Turan Akalın

Personal information
- Nationality: Turkish
- Born: 1984 (age 40–41)

Sport
- Sport: Wheelchair tennis, wheelchair curling
- Club: İzmit Tenis K. (wheelchair tennis) Istanbul Büyükşehir Belediyesi S.K. (wheelchair curling)

= Turan Akalın =

Turkish paralimpic tennis player and curler

Turan Akalın (born 1984) is a Turkish wheelchair tennis player and wheelchair curler.

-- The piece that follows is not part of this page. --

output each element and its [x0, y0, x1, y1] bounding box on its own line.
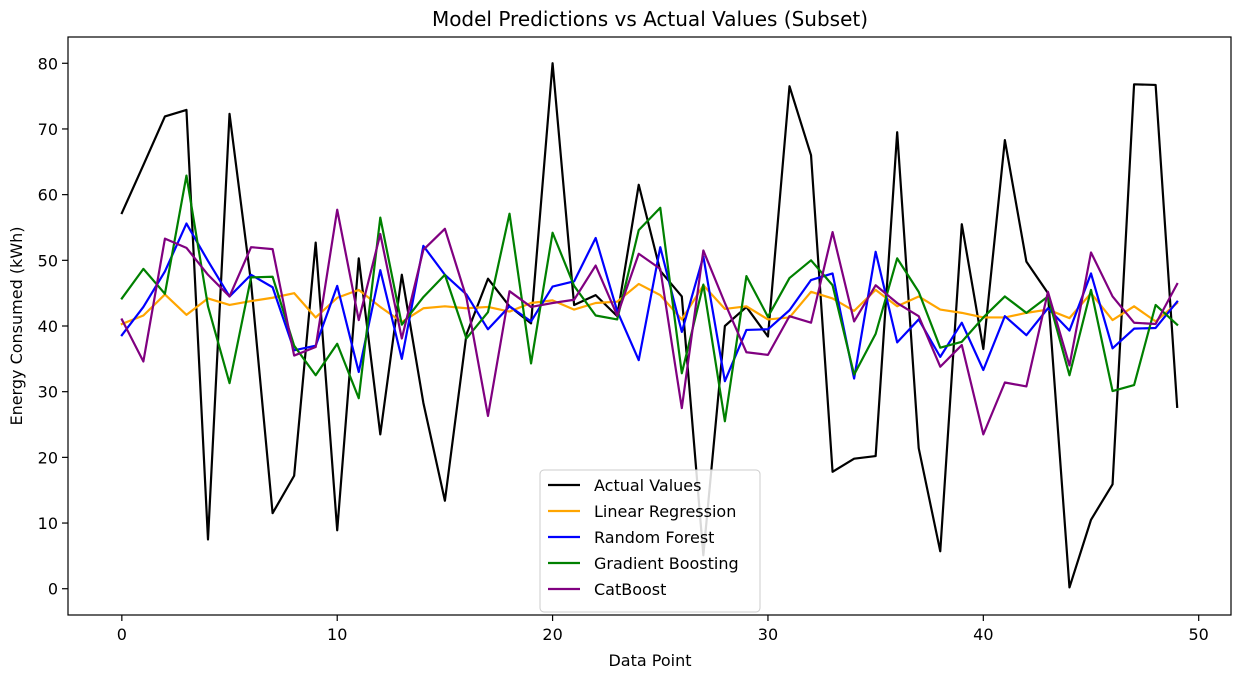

In 1998 at the age of 14, he lost his both legs below knee at a train accident in Izmit as he was crossing railroad. Akalın is now working at the Kocaeli University's hospital.

He began with tennis playing in 2004 at the İzmit Tennis Club. Akalın won the singles and the doubles titles at the Turkish Wheelchair Tennis Championship in 2011 and 2012.

In 2012, he began performing wheelchair curling at the Istanbul Büyükşehir Belediyesi S.K., and was admitted to the newly formed national team. Akalın participated as skip at the 2013 World Wheelchair Curling Championship – Qualification Event in Lohja, Finland, at which Turkey made its international debut in this Winter Paralympic sport category. Winning only one game and ranking so 10th, his team missed to qualify for participation at the 2013 World Wheelchair Curling Championship.